Er zijn drie belangrijke redenen waarom mensen naar feesten gaan:
- Ten eerste: omdat het moet, degene die het feest geeft, kan niet voor het hoofd worden gestoten. Of de baas neemt afscheid na 25 jaar trouwe dienst, de secretaresse kan dan natuurlijk niet thuis blijven, hoewel we niet moeten uitsluiten dat ze oprecht geroerd is dat haar baas vertrekt. Het feest is een verplichting die uiteindelijk kan blijken mee te vallen. Zo danst men na drie wijn en keert dan opgelucht ja misschien zelfs met iets van euforie huiswaarts. Het leven is niet saai.

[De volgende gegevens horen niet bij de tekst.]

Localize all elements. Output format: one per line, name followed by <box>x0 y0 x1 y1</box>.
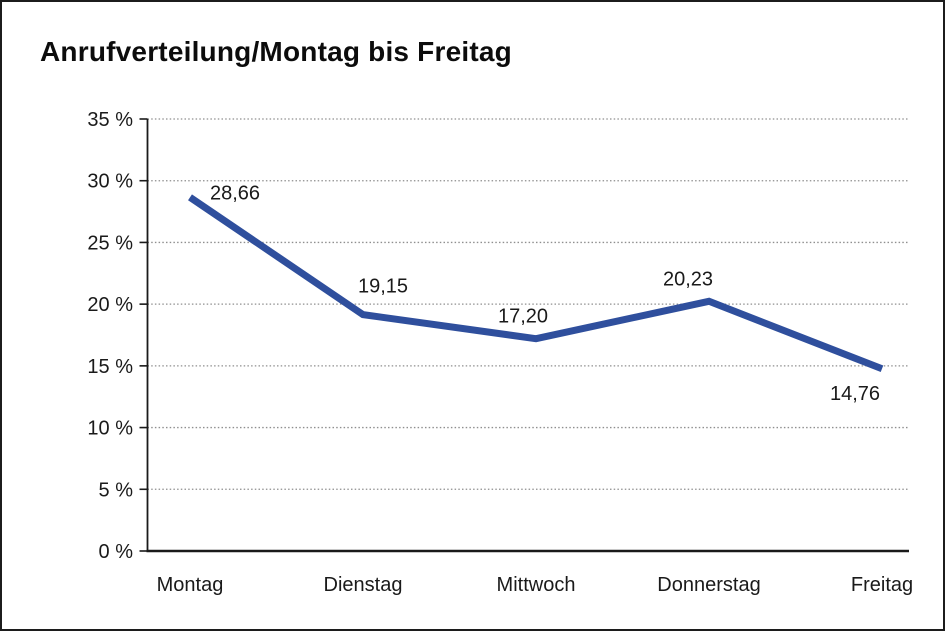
x-tick-label: Donnerstag <box>657 574 760 596</box>
y-tick-label: 0 % <box>99 541 134 563</box>
data-label: 28,66 <box>210 182 260 204</box>
data-label: 14,76 <box>830 383 880 405</box>
chart-title: Anrufverteilung/Montag bis Freitag <box>40 36 512 67</box>
y-tick-label: 15 % <box>87 356 133 378</box>
y-tick-label: 25 % <box>87 232 133 254</box>
x-tick-label: Montag <box>157 574 224 596</box>
y-tick-label: 35 % <box>87 109 133 131</box>
data-label: 20,23 <box>663 268 713 290</box>
y-tick-label: 30 % <box>87 171 133 193</box>
y-tick-label: 20 % <box>87 294 133 316</box>
x-tick-label: Dienstag <box>324 574 403 596</box>
data-label: 17,20 <box>498 306 548 328</box>
x-tick-label: Freitag <box>851 574 913 596</box>
y-tick-label: 10 % <box>87 418 133 440</box>
data-label: 19,15 <box>358 276 408 298</box>
series-line <box>188 194 884 373</box>
x-tick-label: Mittwoch <box>497 574 576 596</box>
y-tick-label: 5 % <box>99 479 134 501</box>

- De tweede reden om naar feesten te gaan, is om te netwerken. Wat als een feest wordt aangekondigd, is in feite een manier om mensen aan elkaar voor te stellen in de hoop dat ze nog iets aan elkaar hebben. Het feest is het glijmiddel voor opwaartse sociale mobiliteit.
- Het is bekend dat mensen ook naar feesten gaan om een seksuele partner te zoeken. Dit kan eveneens netwerken worden genoemd, maar het is een specifieke vorm van netwerken. Een uitgever die één keer per jaar een feest organiseert, vertelde me onlangs dat een bepaalde journalist de gewoonte heeft zich aan het einde van het feest te vergrijpen aan een of meer stagiaires. Het feest is, om de Nederlandse vertaling van een titel van Houellebecq te parafraseren, een markt waar strijd wordt geleverd.

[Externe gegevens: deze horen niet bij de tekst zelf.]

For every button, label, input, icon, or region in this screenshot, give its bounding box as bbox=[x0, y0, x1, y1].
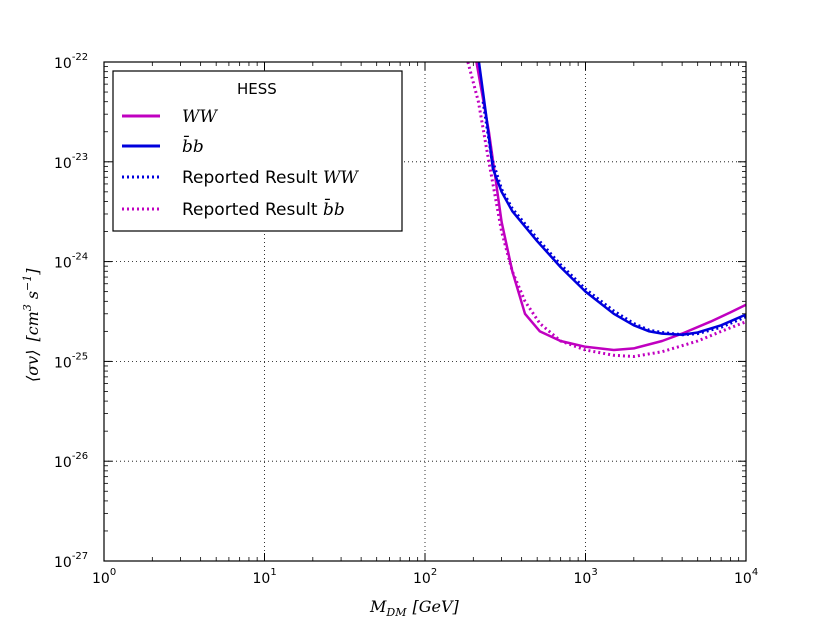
legend-label-reported-bb: Reported Result b̄b bbox=[182, 197, 345, 220]
x-tick-label: 103 bbox=[574, 567, 598, 587]
x-tick-label: 102 bbox=[413, 567, 437, 587]
y-tick-label: 10-27 bbox=[54, 551, 88, 571]
legend-title: HESS bbox=[237, 80, 277, 98]
legend-label-reported-ww: Reported Result WW bbox=[182, 168, 359, 188]
y-tick-label: 10-22 bbox=[54, 52, 88, 72]
x-tick-label: 104 bbox=[734, 567, 758, 587]
series-line-3 bbox=[466, 62, 746, 358]
y-tick-label: 10-26 bbox=[54, 451, 88, 471]
y-tick-label: 10-25 bbox=[54, 351, 88, 371]
legend: HESS WW b̄b Reported Result WW Reported … bbox=[112, 70, 403, 232]
legend-box bbox=[112, 70, 403, 232]
y-tick-label: 10-24 bbox=[54, 252, 88, 272]
series-line-0 bbox=[475, 62, 746, 352]
tick-labels: 100 101 102 103 104 10-27 10-26 10-25 10-24 10-23… bbox=[54, 52, 758, 587]
x-tick-label: 101 bbox=[253, 567, 277, 587]
ticks bbox=[103, 61, 747, 562]
y-axis-label: ⟨σv⟩[cm3s−1] bbox=[21, 268, 42, 382]
y-tick-label: 10-23 bbox=[54, 152, 88, 172]
series-layer bbox=[466, 62, 746, 358]
x-tick-label: 100 bbox=[92, 567, 116, 587]
x-axis-label: MDM [GeV] bbox=[369, 597, 460, 619]
legend-label-ww: WW bbox=[182, 107, 218, 127]
series-line-1 bbox=[477, 62, 746, 336]
legend-label-bb: b̄b bbox=[182, 134, 204, 157]
series-line-2 bbox=[481, 101, 746, 337]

Er zijn nog twee minder belangrijke redenen om naar feesten te gaan:
- Men gaat om bewonderd te worden. Oude mensen die denken heel beroemd te zijn of minder oude mensen die denken heel mooi te zijn. Men staat of zit en laat zich bewonderen.

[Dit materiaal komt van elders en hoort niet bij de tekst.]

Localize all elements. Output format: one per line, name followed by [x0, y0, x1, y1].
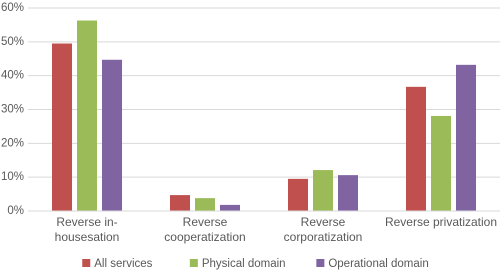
- legend-swatch: [316, 259, 325, 267]
- legend-swatch: [82, 259, 91, 267]
- x-tick-label: Reverse corporatization: [283, 215, 363, 244]
- bar: [313, 170, 333, 211]
- y-tick-label: 40%: [1, 70, 24, 82]
- bar: [52, 43, 72, 212]
- x-tick-label: Reverse cooperatization: [164, 215, 246, 244]
- bar: [456, 64, 476, 211]
- bar: [170, 195, 190, 211]
- bar: [195, 198, 215, 211]
- bar: [338, 175, 358, 211]
- y-tick-label: 10%: [1, 171, 24, 183]
- legend-label: Operational domain: [328, 258, 428, 270]
- bar: [77, 20, 97, 211]
- bar: [220, 204, 240, 211]
- legend-swatch: [189, 259, 198, 267]
- y-tick-label: 50%: [1, 36, 24, 48]
- x-tick-label: Reverse privatization: [384, 215, 498, 229]
- y-tick-label: 30%: [1, 104, 24, 116]
- legend-label: All services: [94, 258, 152, 270]
- bar: [406, 86, 426, 211]
- bar: [288, 178, 308, 211]
- bar: [431, 115, 451, 211]
- y-tick-label: 0%: [7, 205, 24, 217]
- y-tick-label: 60%: [1, 2, 24, 14]
- bar: [102, 59, 122, 211]
- y-tick-label: 20%: [1, 137, 24, 149]
- x-tick-label: Reverse in-housesation: [54, 215, 120, 244]
- legend-label: Physical domain: [202, 258, 286, 270]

- Dan zijn er ook nog mensen die naar feesten gaan om gratis te kunnen eten en te drinken. Dit is heel sympathiek en kan niet genoeg worden aangemoedigd. Progressieve rijken zouden feesten moeten geven waar uitsluitend champagne en kaviaar wordt geserveerd en dan nodigt men een honderdtal uitkeringsgerechtigden uit om aan herverdeling van champagne en kaviaar te doen. Zo kan men de deugd feestelijk met cynisme combineren.